Here in Toronto, Gilda made a name for herself as a comedienne. A reviewer once correctly projected that she would go on to be the “toast” of comedy in London and New York. Fulfilling this prophecy, a year and a half later, Gilda went on to New York City where she worked on the National Lampoon Show as a writer and performer, before becoming the first Not Ready For Prime Time Player to be hired for Saturday Night Live. Her characters such as Roseanne Roseannadanna, Emily Litella, Baba Wawa and Judy Miller still have not been forgotten in pop culture or to her fans. With these characters she has inspired people such as Tina Fey, Emma Stone, Tracey Ullman, Cheri Oteri, and countless others who have gone on to do great things in their lives and performances.

But what really makes Gilda so incredibly different is that the world truly loved her – and practically anyone that ever met her has said that she was the nicest person ever.

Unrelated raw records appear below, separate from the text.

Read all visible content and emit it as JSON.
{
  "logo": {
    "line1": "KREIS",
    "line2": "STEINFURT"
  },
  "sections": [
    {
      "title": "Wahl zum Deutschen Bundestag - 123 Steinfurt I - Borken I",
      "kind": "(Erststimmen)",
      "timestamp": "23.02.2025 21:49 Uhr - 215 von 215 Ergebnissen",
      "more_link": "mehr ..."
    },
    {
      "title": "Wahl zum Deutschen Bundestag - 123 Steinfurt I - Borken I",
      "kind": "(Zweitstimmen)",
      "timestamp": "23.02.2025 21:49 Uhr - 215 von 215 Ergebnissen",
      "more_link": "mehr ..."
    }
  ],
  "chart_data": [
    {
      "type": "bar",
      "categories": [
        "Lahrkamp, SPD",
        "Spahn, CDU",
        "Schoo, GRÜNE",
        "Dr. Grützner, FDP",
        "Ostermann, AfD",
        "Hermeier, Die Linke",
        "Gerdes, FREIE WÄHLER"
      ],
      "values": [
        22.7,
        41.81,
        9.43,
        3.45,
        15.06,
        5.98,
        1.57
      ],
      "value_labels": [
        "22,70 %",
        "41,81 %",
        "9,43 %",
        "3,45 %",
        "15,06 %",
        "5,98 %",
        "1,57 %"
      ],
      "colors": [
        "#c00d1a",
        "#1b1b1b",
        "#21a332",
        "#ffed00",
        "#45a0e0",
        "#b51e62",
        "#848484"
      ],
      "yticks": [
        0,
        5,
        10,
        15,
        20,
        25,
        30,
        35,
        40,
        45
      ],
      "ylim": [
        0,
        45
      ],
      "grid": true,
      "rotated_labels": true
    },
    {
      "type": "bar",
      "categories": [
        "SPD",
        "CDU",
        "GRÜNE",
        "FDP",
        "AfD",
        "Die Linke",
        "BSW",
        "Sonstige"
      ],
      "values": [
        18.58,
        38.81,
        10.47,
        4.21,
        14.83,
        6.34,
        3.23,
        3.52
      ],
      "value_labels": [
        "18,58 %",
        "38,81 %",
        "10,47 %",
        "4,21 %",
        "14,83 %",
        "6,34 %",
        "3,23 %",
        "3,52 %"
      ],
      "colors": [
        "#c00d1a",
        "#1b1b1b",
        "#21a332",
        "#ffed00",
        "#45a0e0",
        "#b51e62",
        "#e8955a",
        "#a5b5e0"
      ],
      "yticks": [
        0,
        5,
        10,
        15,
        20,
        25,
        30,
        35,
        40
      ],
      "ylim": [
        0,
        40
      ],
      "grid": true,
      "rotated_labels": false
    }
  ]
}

“When Gilda came out on stage,” said the late Joyce Sloane, who was considered to be the mother of Second City, “the whole audience just wanted to put its arms around her.”

“People who met her for the first time, they felt like they were her best friend and she theirs, and what I just told you with that story is not an unusual story,” says Alan Zweibel [one of the original writers on Saturday Night Live] in an interview with Peter Anthony Holder, “you’d go to a restaurant and if you passed a homeless person on the way to restaurant, at the restaurant she would order a couple of extra desserts or an extra sandwich and come back and give it to the guy.”

Many were devastated to hear of the loss of Gilda back in 1989, including Steve Martin, who was hosting Saturday Night Live that day that she died. Holding back tears, Martin introduced the famous Dancing in the Dark sketch where he and Gilda danced to their own rendition of the song of the same name from the movie The Band Wagon (with Fred Astaire and Cyd Charisse).

Even after death, Gilda’s legacy lives on. During her illness, Gilda was able to go to a cancer support group in Santa Monica, California and her hope was that people could have this same help no matter where they live. Gilda’s Club was established by her husband Gene Wilder and her cancer psychotherapist Joanna Bull. Cancer patients can go to Gilda’s Club to be with other people who are going through the same thing as Gilda during her battle with cancer. After opening the first Gilda’s Club in NYC in 1995, it was so successful that in 2000 Gilda’s Club Worldwide formed with the goal of bringing cancer support groups worldwide.